Question

The equation below represents Function A and the graph represents Function B:

Function A

f(x) = – 2x + 1

Function B

graph of line going through ordered pairs negative 1, negative 5 and 2, 1 and 3, 3

Which equation best compares the slopes of the two functions? (1 point)


Slope of Function B = 2 x Slope of Function A.

Slope of Function A = Slope of Function B

Slope of Function A = 2 x Slope of Function B

Slope of Function B = – Slope of Function A

Answer 1

Slope of Function B = – Slope of Function A

Explanation:

Slope of function A=
`-2`

Slope of function B=$\frac{3-1}{3-2}=2$

Answer 2

Slope of Function B = -Slope of Function A

Explanation:

To find the right answer we need to calcultate the slope of each function.

Function A is
`f(x)=-2x+1`

From its expression we can deduct that its slope is
`m_(A) =-2` because the function is expressed in slope-intercept form where the coefficient of the x is the slope.

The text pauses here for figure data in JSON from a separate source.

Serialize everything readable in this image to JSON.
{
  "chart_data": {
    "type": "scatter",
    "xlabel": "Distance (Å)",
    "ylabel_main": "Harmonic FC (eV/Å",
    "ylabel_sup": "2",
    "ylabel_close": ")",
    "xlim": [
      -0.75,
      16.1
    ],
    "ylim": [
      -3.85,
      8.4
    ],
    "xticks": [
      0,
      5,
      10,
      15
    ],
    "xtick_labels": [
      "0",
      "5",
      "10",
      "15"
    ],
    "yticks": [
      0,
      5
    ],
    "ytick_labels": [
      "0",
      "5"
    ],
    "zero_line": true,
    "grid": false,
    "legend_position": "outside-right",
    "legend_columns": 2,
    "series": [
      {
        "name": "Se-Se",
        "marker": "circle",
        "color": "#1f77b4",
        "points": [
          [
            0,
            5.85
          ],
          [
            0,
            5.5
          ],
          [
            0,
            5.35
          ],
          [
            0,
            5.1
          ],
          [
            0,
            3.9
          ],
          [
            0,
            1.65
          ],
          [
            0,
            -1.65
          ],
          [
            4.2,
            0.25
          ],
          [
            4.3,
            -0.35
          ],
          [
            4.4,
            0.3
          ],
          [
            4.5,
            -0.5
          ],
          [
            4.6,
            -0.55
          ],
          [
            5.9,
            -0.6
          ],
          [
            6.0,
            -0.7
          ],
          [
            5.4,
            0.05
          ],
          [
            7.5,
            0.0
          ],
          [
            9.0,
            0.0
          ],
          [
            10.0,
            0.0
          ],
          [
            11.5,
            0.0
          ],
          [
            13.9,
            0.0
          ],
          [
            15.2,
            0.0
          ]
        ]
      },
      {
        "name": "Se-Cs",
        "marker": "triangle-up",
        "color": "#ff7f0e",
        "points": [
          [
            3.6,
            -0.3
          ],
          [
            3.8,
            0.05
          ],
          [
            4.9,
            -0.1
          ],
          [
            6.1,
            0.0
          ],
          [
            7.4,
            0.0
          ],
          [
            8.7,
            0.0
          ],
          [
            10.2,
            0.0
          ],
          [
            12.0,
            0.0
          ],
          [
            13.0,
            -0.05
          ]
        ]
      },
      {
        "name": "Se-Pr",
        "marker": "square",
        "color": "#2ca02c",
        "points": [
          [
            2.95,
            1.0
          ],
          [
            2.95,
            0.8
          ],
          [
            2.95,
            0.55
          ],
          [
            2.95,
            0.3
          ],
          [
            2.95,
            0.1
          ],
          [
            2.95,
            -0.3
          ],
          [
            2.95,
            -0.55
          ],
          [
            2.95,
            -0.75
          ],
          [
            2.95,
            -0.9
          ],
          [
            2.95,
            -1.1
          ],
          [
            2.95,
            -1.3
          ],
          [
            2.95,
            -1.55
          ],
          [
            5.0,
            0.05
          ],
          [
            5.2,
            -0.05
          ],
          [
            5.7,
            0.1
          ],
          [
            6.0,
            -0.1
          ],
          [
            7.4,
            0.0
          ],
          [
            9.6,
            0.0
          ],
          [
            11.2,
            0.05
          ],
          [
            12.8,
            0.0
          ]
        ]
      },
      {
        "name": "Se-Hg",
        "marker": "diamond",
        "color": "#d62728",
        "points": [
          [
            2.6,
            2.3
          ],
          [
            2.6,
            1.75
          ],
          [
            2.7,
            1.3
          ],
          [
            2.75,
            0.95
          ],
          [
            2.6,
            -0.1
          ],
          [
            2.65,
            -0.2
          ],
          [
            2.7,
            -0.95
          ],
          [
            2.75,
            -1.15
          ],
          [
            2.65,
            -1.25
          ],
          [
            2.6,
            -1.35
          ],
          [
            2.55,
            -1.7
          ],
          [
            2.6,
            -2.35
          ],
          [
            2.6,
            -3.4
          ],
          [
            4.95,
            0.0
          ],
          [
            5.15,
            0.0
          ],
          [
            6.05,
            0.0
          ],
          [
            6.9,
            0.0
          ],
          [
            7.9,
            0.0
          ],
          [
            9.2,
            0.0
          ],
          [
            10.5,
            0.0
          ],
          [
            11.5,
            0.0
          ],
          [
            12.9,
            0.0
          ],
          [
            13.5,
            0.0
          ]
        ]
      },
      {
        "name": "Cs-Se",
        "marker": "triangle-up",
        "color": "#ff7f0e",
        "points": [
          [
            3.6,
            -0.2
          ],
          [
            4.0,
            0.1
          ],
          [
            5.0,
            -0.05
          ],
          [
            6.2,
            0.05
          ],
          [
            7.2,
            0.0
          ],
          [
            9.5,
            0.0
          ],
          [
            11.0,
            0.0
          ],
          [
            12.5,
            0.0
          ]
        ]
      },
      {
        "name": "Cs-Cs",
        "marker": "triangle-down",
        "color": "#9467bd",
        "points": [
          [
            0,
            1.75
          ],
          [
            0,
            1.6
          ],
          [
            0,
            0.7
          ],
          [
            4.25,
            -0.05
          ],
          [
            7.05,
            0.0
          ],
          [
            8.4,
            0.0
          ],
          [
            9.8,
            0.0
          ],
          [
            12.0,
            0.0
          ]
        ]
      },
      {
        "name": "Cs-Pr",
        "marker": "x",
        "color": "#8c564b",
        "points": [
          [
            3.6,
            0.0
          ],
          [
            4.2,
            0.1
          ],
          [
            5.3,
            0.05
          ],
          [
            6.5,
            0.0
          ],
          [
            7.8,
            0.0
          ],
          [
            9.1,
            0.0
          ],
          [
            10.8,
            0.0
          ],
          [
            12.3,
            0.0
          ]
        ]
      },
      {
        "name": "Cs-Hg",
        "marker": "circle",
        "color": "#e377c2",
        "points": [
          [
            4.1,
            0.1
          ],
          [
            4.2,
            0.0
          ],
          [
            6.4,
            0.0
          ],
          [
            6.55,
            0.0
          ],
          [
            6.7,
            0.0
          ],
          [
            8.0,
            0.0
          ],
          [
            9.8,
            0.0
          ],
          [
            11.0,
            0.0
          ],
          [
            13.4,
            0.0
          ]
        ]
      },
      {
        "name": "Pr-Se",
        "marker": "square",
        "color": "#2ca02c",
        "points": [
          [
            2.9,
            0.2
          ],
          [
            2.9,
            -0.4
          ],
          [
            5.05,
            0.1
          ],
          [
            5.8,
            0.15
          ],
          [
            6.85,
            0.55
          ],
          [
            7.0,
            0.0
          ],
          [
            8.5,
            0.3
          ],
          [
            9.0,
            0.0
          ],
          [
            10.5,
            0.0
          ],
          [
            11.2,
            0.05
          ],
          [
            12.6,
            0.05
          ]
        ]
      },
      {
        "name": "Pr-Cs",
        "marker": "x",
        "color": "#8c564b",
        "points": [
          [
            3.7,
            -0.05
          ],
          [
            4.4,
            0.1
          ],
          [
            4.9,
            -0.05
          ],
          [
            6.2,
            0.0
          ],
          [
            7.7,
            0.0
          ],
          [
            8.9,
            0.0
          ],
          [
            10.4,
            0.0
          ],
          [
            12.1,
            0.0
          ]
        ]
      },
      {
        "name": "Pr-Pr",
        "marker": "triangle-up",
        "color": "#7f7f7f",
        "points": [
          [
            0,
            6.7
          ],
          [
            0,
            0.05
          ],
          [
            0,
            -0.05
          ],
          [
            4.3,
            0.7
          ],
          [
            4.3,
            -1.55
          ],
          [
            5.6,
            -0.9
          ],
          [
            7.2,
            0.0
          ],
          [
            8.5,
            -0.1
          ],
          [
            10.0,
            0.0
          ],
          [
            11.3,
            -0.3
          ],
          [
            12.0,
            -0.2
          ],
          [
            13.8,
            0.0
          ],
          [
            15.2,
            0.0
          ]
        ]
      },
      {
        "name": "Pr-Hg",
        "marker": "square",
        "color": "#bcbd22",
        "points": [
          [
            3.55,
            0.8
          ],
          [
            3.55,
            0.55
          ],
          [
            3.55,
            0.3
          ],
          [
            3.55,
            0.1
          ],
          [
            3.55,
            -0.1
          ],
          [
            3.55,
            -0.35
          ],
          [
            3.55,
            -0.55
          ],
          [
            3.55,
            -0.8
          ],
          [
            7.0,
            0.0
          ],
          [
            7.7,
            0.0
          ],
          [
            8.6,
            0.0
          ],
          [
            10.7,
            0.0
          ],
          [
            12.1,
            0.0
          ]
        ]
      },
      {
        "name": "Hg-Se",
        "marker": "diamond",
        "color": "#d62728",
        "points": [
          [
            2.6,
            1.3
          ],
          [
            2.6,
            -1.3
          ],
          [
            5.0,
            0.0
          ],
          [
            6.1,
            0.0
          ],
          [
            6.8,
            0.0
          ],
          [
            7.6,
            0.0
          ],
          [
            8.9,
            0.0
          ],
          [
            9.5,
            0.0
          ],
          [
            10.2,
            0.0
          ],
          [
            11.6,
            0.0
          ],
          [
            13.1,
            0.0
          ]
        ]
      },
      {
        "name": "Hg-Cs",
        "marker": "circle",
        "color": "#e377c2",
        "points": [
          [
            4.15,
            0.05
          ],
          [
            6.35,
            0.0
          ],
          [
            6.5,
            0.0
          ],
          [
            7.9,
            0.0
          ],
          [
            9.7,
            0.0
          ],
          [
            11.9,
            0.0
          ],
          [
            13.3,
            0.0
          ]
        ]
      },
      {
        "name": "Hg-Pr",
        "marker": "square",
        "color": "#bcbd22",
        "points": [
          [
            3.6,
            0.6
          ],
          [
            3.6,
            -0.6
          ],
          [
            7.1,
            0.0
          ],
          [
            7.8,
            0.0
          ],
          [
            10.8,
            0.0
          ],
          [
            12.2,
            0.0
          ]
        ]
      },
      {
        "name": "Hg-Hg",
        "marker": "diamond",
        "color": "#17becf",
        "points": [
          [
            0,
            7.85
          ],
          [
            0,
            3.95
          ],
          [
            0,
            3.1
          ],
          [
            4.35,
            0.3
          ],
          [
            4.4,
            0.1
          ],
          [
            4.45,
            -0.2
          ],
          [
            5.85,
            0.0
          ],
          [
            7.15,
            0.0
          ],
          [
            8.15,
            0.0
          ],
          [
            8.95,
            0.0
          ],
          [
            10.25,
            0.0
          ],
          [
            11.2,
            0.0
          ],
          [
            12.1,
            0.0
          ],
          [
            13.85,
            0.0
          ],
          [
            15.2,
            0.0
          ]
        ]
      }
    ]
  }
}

Now, function B is defined with a graph line, that intercepts points (-1,-5), (2,1) and (3,3). Using this points we can find its slope using the formula

`m=(y_(2)-y_(1) )/(x_(2)-x_(1) ) \\m_(B) =(3-(-5))/(3-(-1)) =(3+5)/(3+1)=(8)/(4)=2`

So, function A has a slope of -2 and function B has a slope of 2.

Therefore, the last choice compares both slopes, because they are just opposite,

`m_(B)=-m_(A)`

So, the answer is

Slope of Function B = -Slope of Function A